Last Friday, 20-year-old Michal Louding was convicted of murdering Terry Boyd in Baton Rouge in 2009. Louding, about whom we’ve previously written, testified last year during the first-degree murder trial of rapper Torence Hatch. The latter was acquitted in May of hiring Louding to kill Boyd, but Louding was unanimously found guilty of first-degree murder by a different jury in East Baton Rouge.

Prosecutors in the case say that Louding lied during the Hatch murder trial. He did not, however, testify at his own trial, though jurors viewed his videotaped police statements from May 2010 in which he confessed to shooting Boyd. 

At sentencing, Louding faces a maximum of life in prison without parole. Because he was only 17 at the time of the incident, he is not eligible for the death penalty.

 Louding faces four other counts of first-degree murder and another count of second-degree murder stemming from a series of fatal shooting over a 14-month period. Videotaped police statement reportedly show Louding also admitted to another murder, as well as taking part in several others.
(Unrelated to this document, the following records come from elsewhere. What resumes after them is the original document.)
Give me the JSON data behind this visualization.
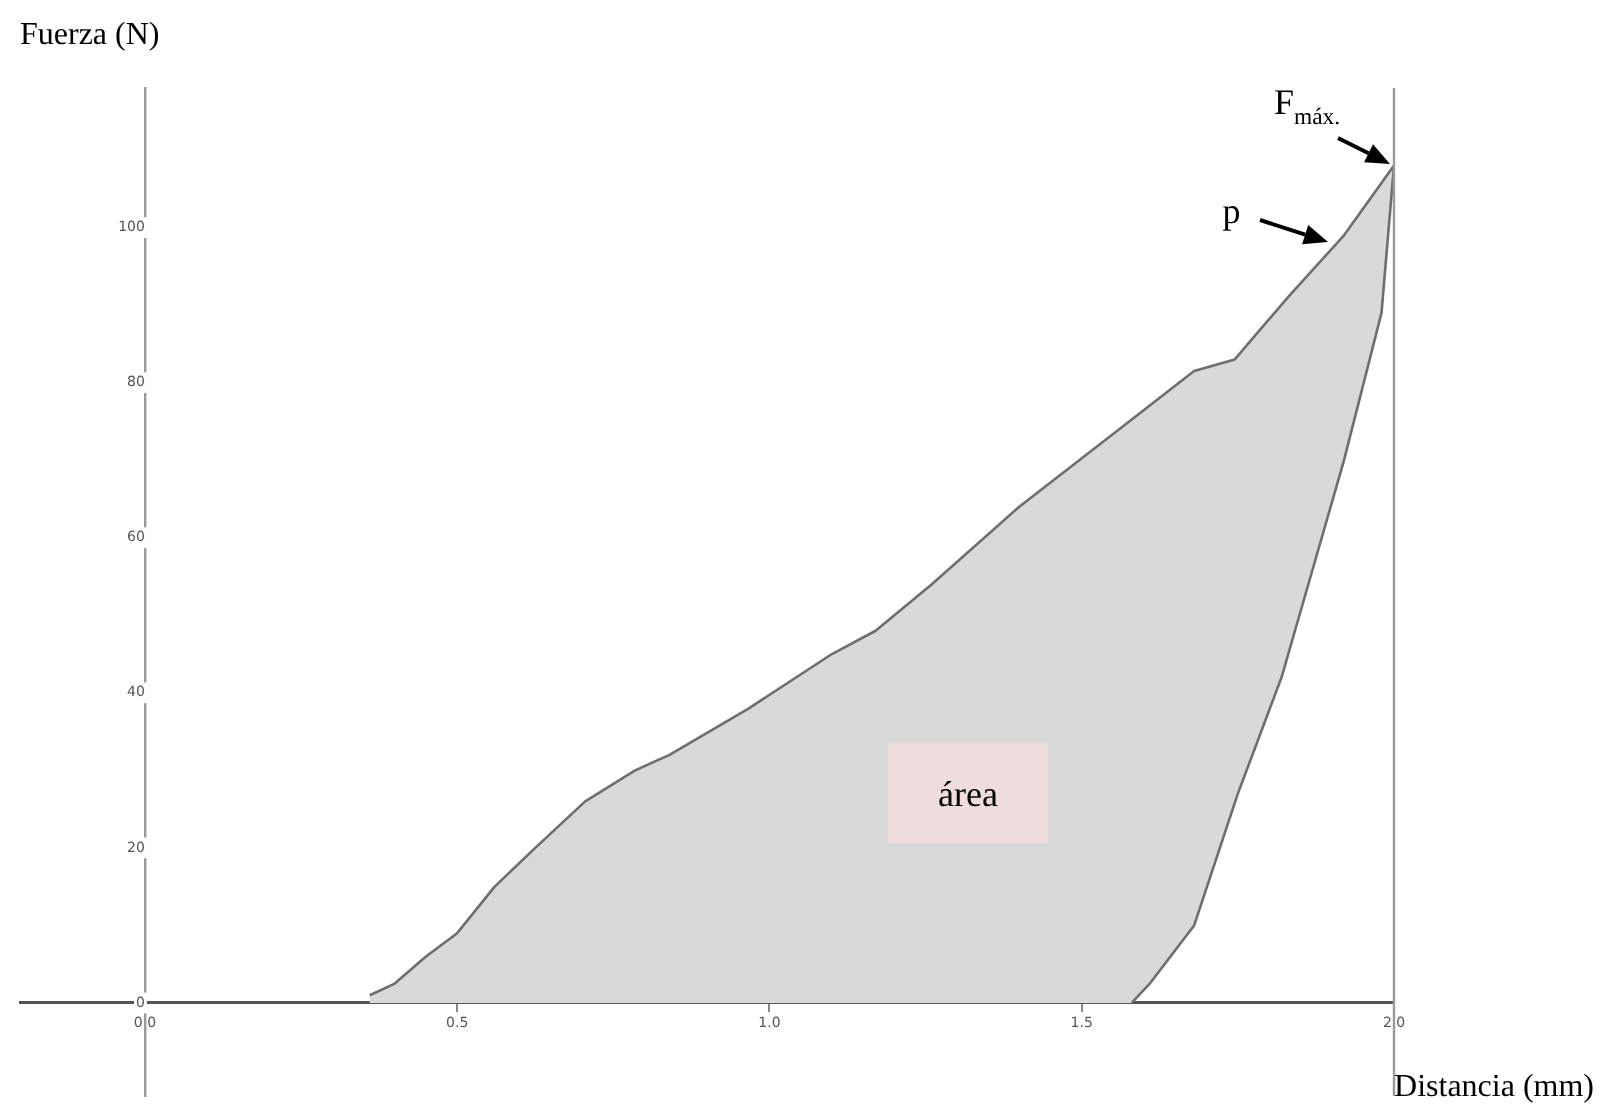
{
  "chart_data": {
    "type": "line",
    "xlabel": "Distancia (mm)",
    "ylabel": "Fuerza (N)",
    "xlim": [
      -0.2,
      2.0
    ],
    "ylim": [
      -12,
      118
    ],
    "xticks": [
      {
        "value": 0,
        "label": "0.0"
      },
      {
        "value": 0.5,
        "label": "0.5"
      },
      {
        "value": 1,
        "label": "1.0"
      },
      {
        "value": 1.5,
        "label": "1.5"
      },
      {
        "value": 2,
        "label": "2.0"
      }
    ],
    "yticks": [
      0,
      20,
      40,
      60,
      80,
      100
    ],
    "grid": false,
    "legend": false,
    "marker": "none",
    "line_style": "solid",
    "series": [
      {
        "type": "area",
        "color": "#6e6e6e",
        "x": [
          0.36,
          0.4,
          0.45,
          0.5,
          0.56,
          0.625,
          0.705,
          0.785,
          0.84,
          0.967,
          1.1,
          1.17,
          1.26,
          1.4,
          1.56,
          1.68,
          1.745,
          1.83,
          1.92,
          2.0,
          1.98,
          1.92,
          1.87,
          1.82,
          1.75,
          1.68,
          1.61,
          1.58
        ],
        "values": [
          1,
          2.5,
          6,
          9,
          15,
          20,
          26,
          30,
          32,
          38,
          45,
          48,
          54,
          64,
          74,
          81.5,
          83,
          91,
          99,
          108,
          89,
          70,
          56,
          42,
          27,
          10,
          2.6,
          0
        ]
      }
    ],
    "ref_lines": [
      {
        "axis": "x",
        "value": 2.0,
        "color": "#9a9a9a"
      }
    ],
    "annotations": [
      {
        "text": "F$_{máx.}$",
        "x": 2.0,
        "y": 108
      },
      {
        "text": "p",
        "x": 1.9,
        "y": 98
      },
      "área"
    ]
  }
}
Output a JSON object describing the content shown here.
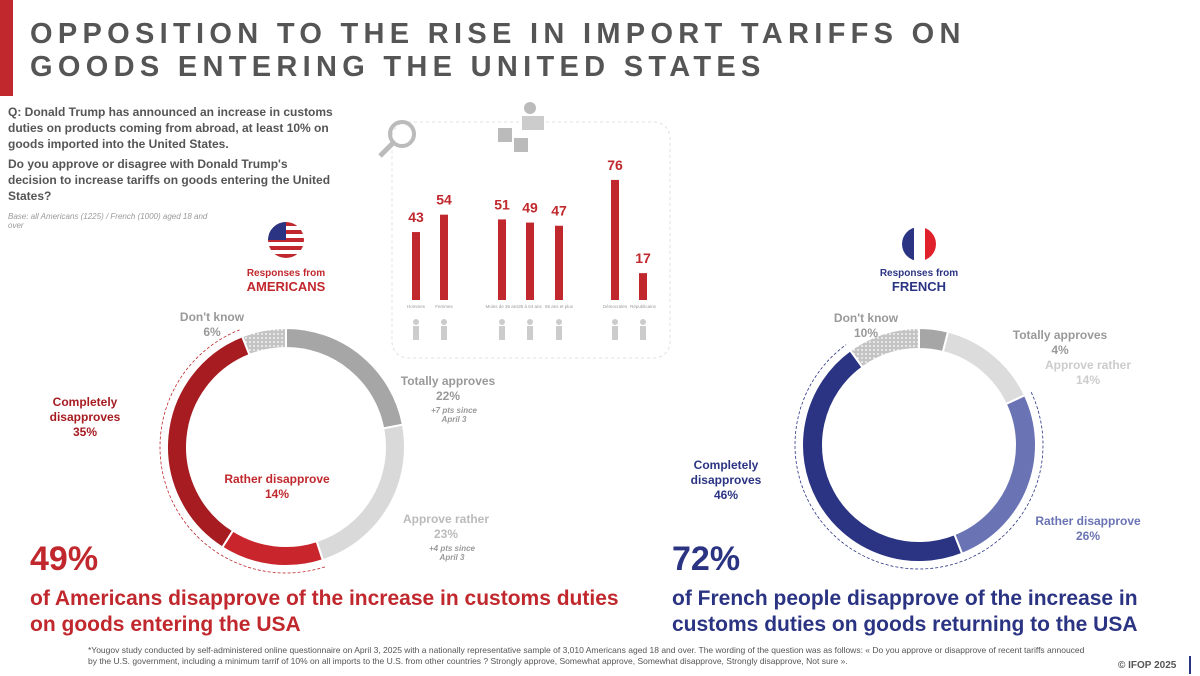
{
  "header": {
    "title_line1": "OPPOSITION TO THE RISE IN IMPORT TARIFFS ON",
    "title_line2": "GOODS ENTERING THE UNITED STATES"
  },
  "question": {
    "q1": "Q: Donald Trump has announced an increase in customs duties on products coming from abroad, at least 10% on goods imported into the United States.",
    "q2": "Do you approve or disagree with Donald Trump's decision to increase tariffs on goods entering the United States?",
    "base": "Base: all Americans (1225) / French (1000) aged 18 and over"
  },
  "chart_data": [
    {
      "type": "donut",
      "subtitle": "Responses from",
      "title": "AMERICANS",
      "categories": [
        "Totally approves",
        "Approve rather",
        "Rather disapprove",
        "Completely disapproves",
        "Don't know"
      ],
      "values": [
        22,
        23,
        14,
        35,
        6
      ],
      "value_labels": [
        "22%",
        "23%",
        "14%",
        "35%",
        "6%"
      ],
      "colors": [
        "#a6a6a6",
        "#d9d9d9",
        "#c8262c",
        "#a61c21",
        "#d0d0d0"
      ],
      "dotted": [
        false,
        false,
        false,
        false,
        true
      ],
      "notes": [
        "+7 pts since April 3",
        "+4 pts since April 3",
        null,
        null,
        null
      ],
      "highlight": {
        "figure": "49%",
        "text": "of Americans disapprove of the increase in customs duties on goods entering the USA"
      }
    },
    {
      "type": "donut",
      "subtitle": "Responses from",
      "title": "FRENCH",
      "categories": [
        "Totally approves",
        "Approve rather",
        "Rather disapprove",
        "Completely disapproves",
        "Don't know"
      ],
      "values": [
        4,
        14,
        26,
        46,
        10
      ],
      "value_labels": [
        "4%",
        "14%",
        "26%",
        "46%",
        "10%"
      ],
      "colors": [
        "#a6a6a6",
        "#dcdcdc",
        "#6a74b4",
        "#2b3483",
        "#b8b8b8"
      ],
      "dotted": [
        false,
        false,
        false,
        false,
        true
      ],
      "notes": [
        null,
        null,
        null,
        null,
        null
      ],
      "highlight": {
        "figure": "72%",
        "text": "of French people disapprove of the increase in customs duties on goods returning to the USA"
      }
    },
    {
      "type": "bar",
      "categories": [
        "Hommes",
        "Femmes",
        "Moins de 35 ans",
        "35 à 64 ans",
        "65 ans et plus",
        "Démocrates",
        "Républicains"
      ],
      "values": [
        43,
        54,
        51,
        49,
        47,
        76,
        17
      ],
      "color": "#c0282d"
    }
  ],
  "footnote": "*Yougov study conducted by self-administered online questionnaire on April 3, 2025 with a nationally representative sample of 3,010 Americans aged 18 and over. The wording of the question was as follows: « Do you approve or disapprove of recent tariffs annouced by the U.S. government, including a minimum tarrif of 10% on all imports to the U.S. from other countries ? Strongly approve, Somewhat approve, Somewhat disapprove, Strongly disapprove, Not sure ».",
  "copyright": "© IFOP 2025"
}
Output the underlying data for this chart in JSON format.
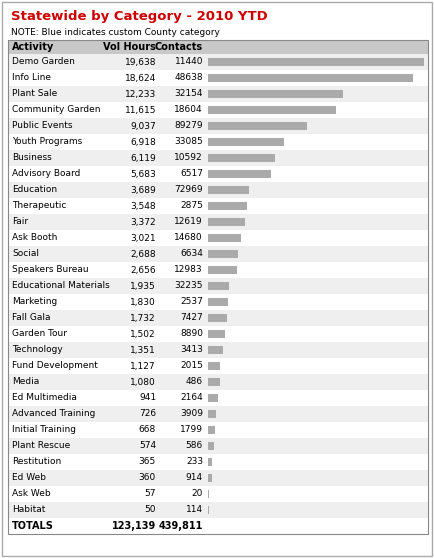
{
  "title": "Statewide by Category - 2010 YTD",
  "note": "NOTE: Blue indicates custom County category",
  "columns": [
    "Activity",
    "Vol Hours",
    "Contacts"
  ],
  "rows": [
    [
      "Demo Garden",
      "19,638",
      "11440"
    ],
    [
      "Info Line",
      "18,624",
      "48638"
    ],
    [
      "Plant Sale",
      "12,233",
      "32154"
    ],
    [
      "Community Garden",
      "11,615",
      "18604"
    ],
    [
      "Public Events",
      "9,037",
      "89279"
    ],
    [
      "Youth Programs",
      "6,918",
      "33085"
    ],
    [
      "Business",
      "6,119",
      "10592"
    ],
    [
      "Advisory Board",
      "5,683",
      "6517"
    ],
    [
      "Education",
      "3,689",
      "72969"
    ],
    [
      "Therapeutic",
      "3,548",
      "2875"
    ],
    [
      "Fair",
      "3,372",
      "12619"
    ],
    [
      "Ask Booth",
      "3,021",
      "14680"
    ],
    [
      "Social",
      "2,688",
      "6634"
    ],
    [
      "Speakers Bureau",
      "2,656",
      "12983"
    ],
    [
      "Educational Materials",
      "1,935",
      "32235"
    ],
    [
      "Marketing",
      "1,830",
      "2537"
    ],
    [
      "Fall Gala",
      "1,732",
      "7427"
    ],
    [
      "Garden Tour",
      "1,502",
      "8890"
    ],
    [
      "Technology",
      "1,351",
      "3413"
    ],
    [
      "Fund Development",
      "1,127",
      "2015"
    ],
    [
      "Media",
      "1,080",
      "486"
    ],
    [
      "Ed Multimedia",
      "941",
      "2164"
    ],
    [
      "Advanced Training",
      "726",
      "3909"
    ],
    [
      "Initial Training",
      "668",
      "1799"
    ],
    [
      "Plant Rescue",
      "574",
      "586"
    ],
    [
      "Restitution",
      "365",
      "233"
    ],
    [
      "Ed Web",
      "360",
      "914"
    ],
    [
      "Ask Web",
      "57",
      "20"
    ],
    [
      "Habitat",
      "50",
      "114"
    ]
  ],
  "totals": [
    "TOTALS",
    "123,139",
    "439,811"
  ],
  "vol_hours_values": [
    19638,
    18624,
    12233,
    11615,
    9037,
    6918,
    6119,
    5683,
    3689,
    3548,
    3372,
    3021,
    2688,
    2656,
    1935,
    1830,
    1732,
    1502,
    1351,
    1127,
    1080,
    941,
    726,
    668,
    574,
    365,
    360,
    57,
    50
  ],
  "max_vol_hours": 19638,
  "bar_color": "#aaaaaa",
  "title_color": "#cc0000",
  "header_bg": "#c8c8c8",
  "row_bg_odd": "#efefef",
  "row_bg_even": "#ffffff",
  "outer_border_color": "#888888",
  "title_fontsize": 9.5,
  "note_fontsize": 6.5,
  "header_fontsize": 7,
  "row_fontsize": 6.5,
  "totals_fontsize": 7
}
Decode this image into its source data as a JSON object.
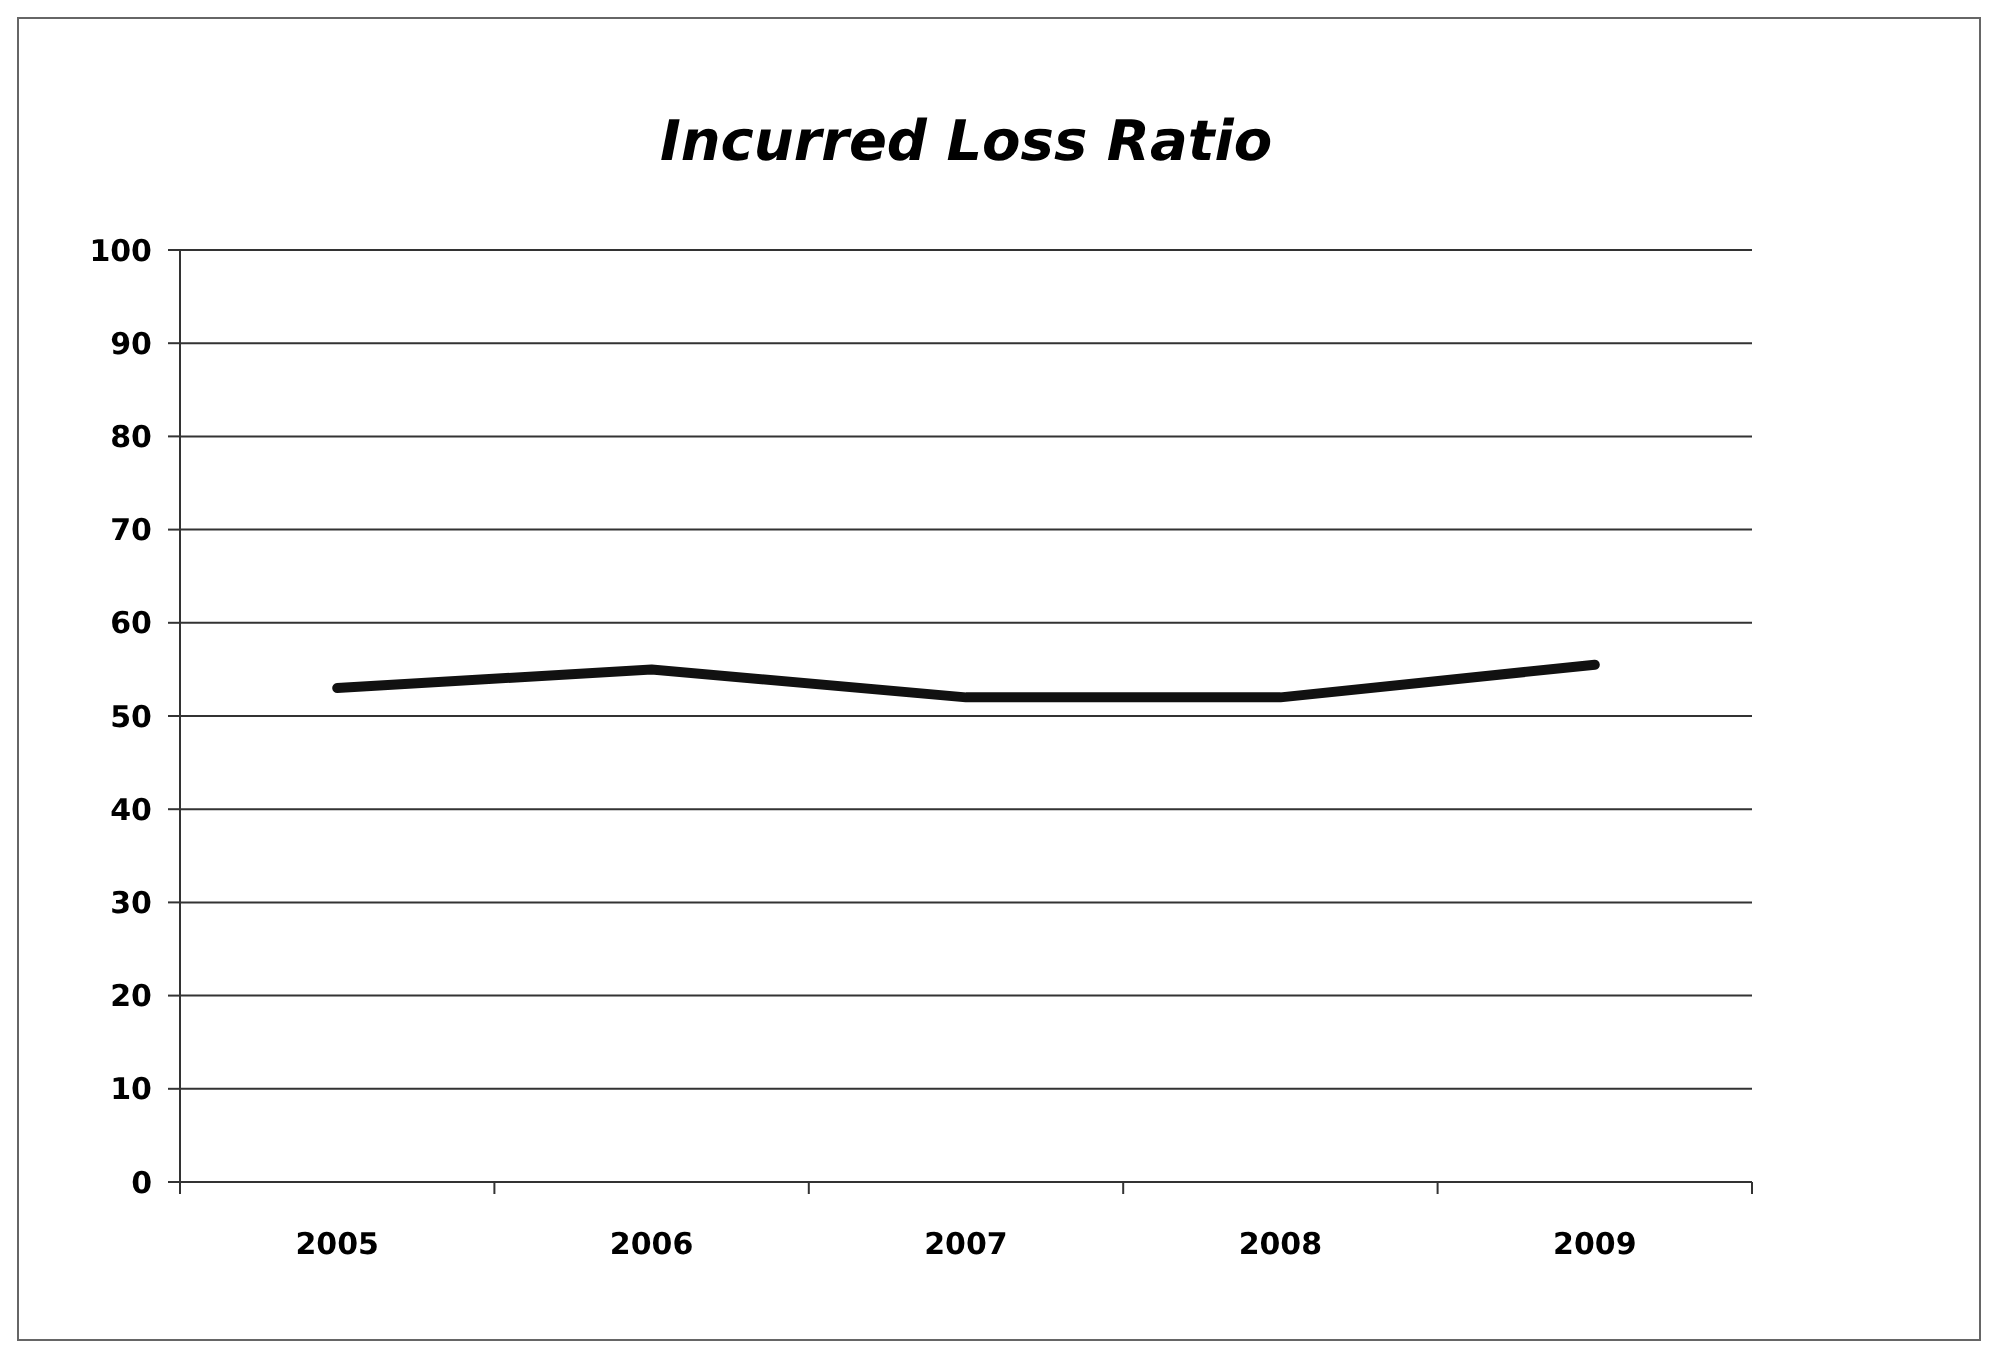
{
  "chart_data": {
    "type": "line",
    "title": "Incurred Loss Ratio",
    "categories": [
      "2005",
      "2006",
      "2007",
      "2008",
      "2009"
    ],
    "series": [
      {
        "color": "#111111",
        "values": [
          53,
          55,
          52,
          52,
          55.5
        ]
      }
    ],
    "ylim": [
      0,
      100
    ],
    "yticks": [
      0,
      10,
      20,
      30,
      40,
      50,
      60,
      70,
      80,
      90,
      100
    ],
    "grid": "y"
  }
}
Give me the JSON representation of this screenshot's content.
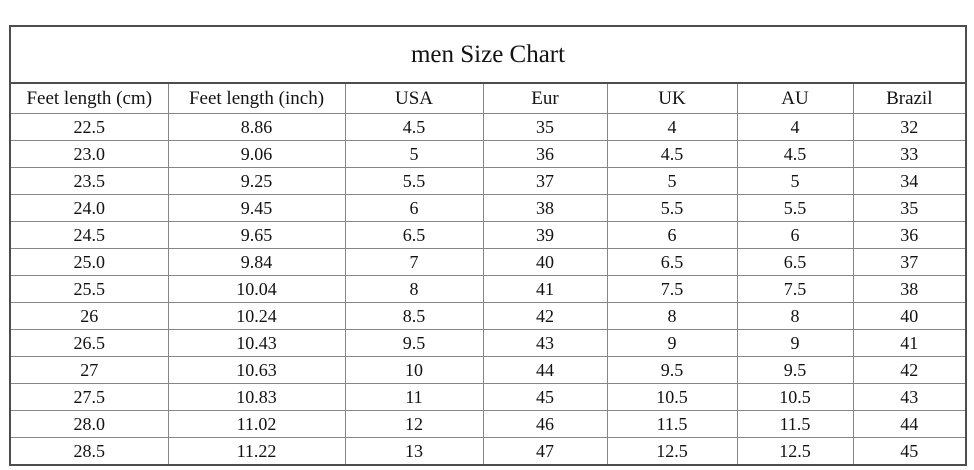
{
  "table": {
    "title": "men Size Chart",
    "headers": [
      "Feet length (cm)",
      "Feet length (inch)",
      "USA",
      "Eur",
      "UK",
      "AU",
      "Brazil"
    ],
    "rows": [
      [
        "22.5",
        "8.86",
        "4.5",
        "35",
        "4",
        "4",
        "32"
      ],
      [
        "23.0",
        "9.06",
        "5",
        "36",
        "4.5",
        "4.5",
        "33"
      ],
      [
        "23.5",
        "9.25",
        "5.5",
        "37",
        "5",
        "5",
        "34"
      ],
      [
        "24.0",
        "9.45",
        "6",
        "38",
        "5.5",
        "5.5",
        "35"
      ],
      [
        "24.5",
        "9.65",
        "6.5",
        "39",
        "6",
        "6",
        "36"
      ],
      [
        "25.0",
        "9.84",
        "7",
        "40",
        "6.5",
        "6.5",
        "37"
      ],
      [
        "25.5",
        "10.04",
        "8",
        "41",
        "7.5",
        "7.5",
        "38"
      ],
      [
        "26",
        "10.24",
        "8.5",
        "42",
        "8",
        "8",
        "40"
      ],
      [
        "26.5",
        "10.43",
        "9.5",
        "43",
        "9",
        "9",
        "41"
      ],
      [
        "27",
        "10.63",
        "10",
        "44",
        "9.5",
        "9.5",
        "42"
      ],
      [
        "27.5",
        "10.83",
        "11",
        "45",
        "10.5",
        "10.5",
        "43"
      ],
      [
        "28.0",
        "11.02",
        "12",
        "46",
        "11.5",
        "11.5",
        "44"
      ],
      [
        "28.5",
        "11.22",
        "13",
        "47",
        "12.5",
        "12.5",
        "45"
      ]
    ]
  },
  "colors": {
    "background": "#ffffff",
    "text": "#121212",
    "outer_border": "#4d4d4d",
    "inner_border": "#868686"
  }
}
The prosecutor in the case was allowed to introduce evidence of other crimes, including the killing of these men.

Advocacy in the case is not over, though, as a hearing will now have to be held on the issue of whether Louding should face life in prison without parole. That is because of a U.S. Supreme Court ruling last June holding that states may no longer automatically sentence juveniles to life imprisonment without parole without holding a hearing to consider the defendant’s youth, upbringing, the circumstances of the crime and other relevant factors.